Gli europei tornano nei Caraibi, ma non vanno in hotel

C’è l’Europa dietro al nuovo anno record dei Caraibi. A spiegarlo è Hugh Riley, il segretario generale della Caribbean Tourism Organization, presentando i dati del Caribbean Tourism Performance Report 2016. Dati che, a livello globale, parlano di 29,3 milioni di arrivi nella regione - il 4,2% in più rispetto all’anno precedente -, ma che rivelano qualche sorpresa sul fronte della ricettività alberghiera.

“Nonostante gli attacchi terroristici in alcuni Paesi, il referendum pro Brexit e i risultati economici deludenti in tutta l’Europa continentale - spiega Riley -, gli arrivi da questo mercato lo scorso anno sono aumentati dell’11,1%, raggiungendo la cifra da primato di 5,6 milioni. Una crescita omogenea, se pensiamo che ogni mese è stato a segno più, oscillando tra il 6 e il 16,8% di incremento rispetto al 2015”.

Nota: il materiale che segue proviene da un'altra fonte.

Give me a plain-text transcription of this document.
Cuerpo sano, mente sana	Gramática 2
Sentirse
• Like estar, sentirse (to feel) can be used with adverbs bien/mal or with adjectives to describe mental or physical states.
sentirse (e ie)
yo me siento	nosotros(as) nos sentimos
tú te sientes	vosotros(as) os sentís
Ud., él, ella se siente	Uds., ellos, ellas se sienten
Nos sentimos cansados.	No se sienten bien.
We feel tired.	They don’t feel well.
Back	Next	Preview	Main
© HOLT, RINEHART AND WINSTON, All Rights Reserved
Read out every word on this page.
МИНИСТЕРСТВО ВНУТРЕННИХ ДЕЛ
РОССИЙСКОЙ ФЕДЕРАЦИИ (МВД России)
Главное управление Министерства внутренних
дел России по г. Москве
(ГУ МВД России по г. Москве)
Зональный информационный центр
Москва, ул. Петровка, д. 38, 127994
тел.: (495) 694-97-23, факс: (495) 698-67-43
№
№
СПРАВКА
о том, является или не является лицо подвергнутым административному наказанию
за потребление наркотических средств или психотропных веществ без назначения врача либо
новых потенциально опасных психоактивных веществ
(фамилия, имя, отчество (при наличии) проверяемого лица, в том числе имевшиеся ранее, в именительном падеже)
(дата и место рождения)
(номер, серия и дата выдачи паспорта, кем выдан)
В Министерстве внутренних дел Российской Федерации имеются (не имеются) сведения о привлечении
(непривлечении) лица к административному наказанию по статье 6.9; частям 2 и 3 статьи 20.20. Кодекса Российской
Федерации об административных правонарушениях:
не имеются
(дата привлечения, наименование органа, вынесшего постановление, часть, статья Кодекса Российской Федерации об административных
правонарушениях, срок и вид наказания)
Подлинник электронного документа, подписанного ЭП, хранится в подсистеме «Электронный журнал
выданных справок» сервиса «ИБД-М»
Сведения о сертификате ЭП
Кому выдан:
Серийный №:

Particolarmente incoraggianti le performance della componente tedesca, aumentata nel 2016 dell’8,2%, e di quella britannica, a più 3,5%. Primo mercato resta, comunque, quello statunitense, con 14,6 milioni di arrivi e una progressione di 3,5 punti percentuali sull’anno precedente.

Il business non passa dagli hotel
A livello globale, lo scorso anno i Caraibi hanno accolto un milione di visitatori in più sul 2015 e anche la spesa dei turisti ha raggiunto un nuovo record, salendo del 3,5% rispetto al 2015 per un totale di 35,5 miliardi di dollari.

Una crescita su tutti i fronti, dunque, ma che non ha lambito il comparto alberghiero; i dati Str, infatti, mostrano un calo della tariffa media giornaliera (adr) a 201,50 dollari, mentre il revPar è diminuito di 2,6 punti percentuali a 134,48 dollari e il toc (tasso medio di occupazione) è a meno 1,6 punti, scendendo al 66,7%.
“Un risultato - commenta Riley - che riflette l’ascesa dalla sharing economy” alludendo agli esempi di Airbnb e HomeAway.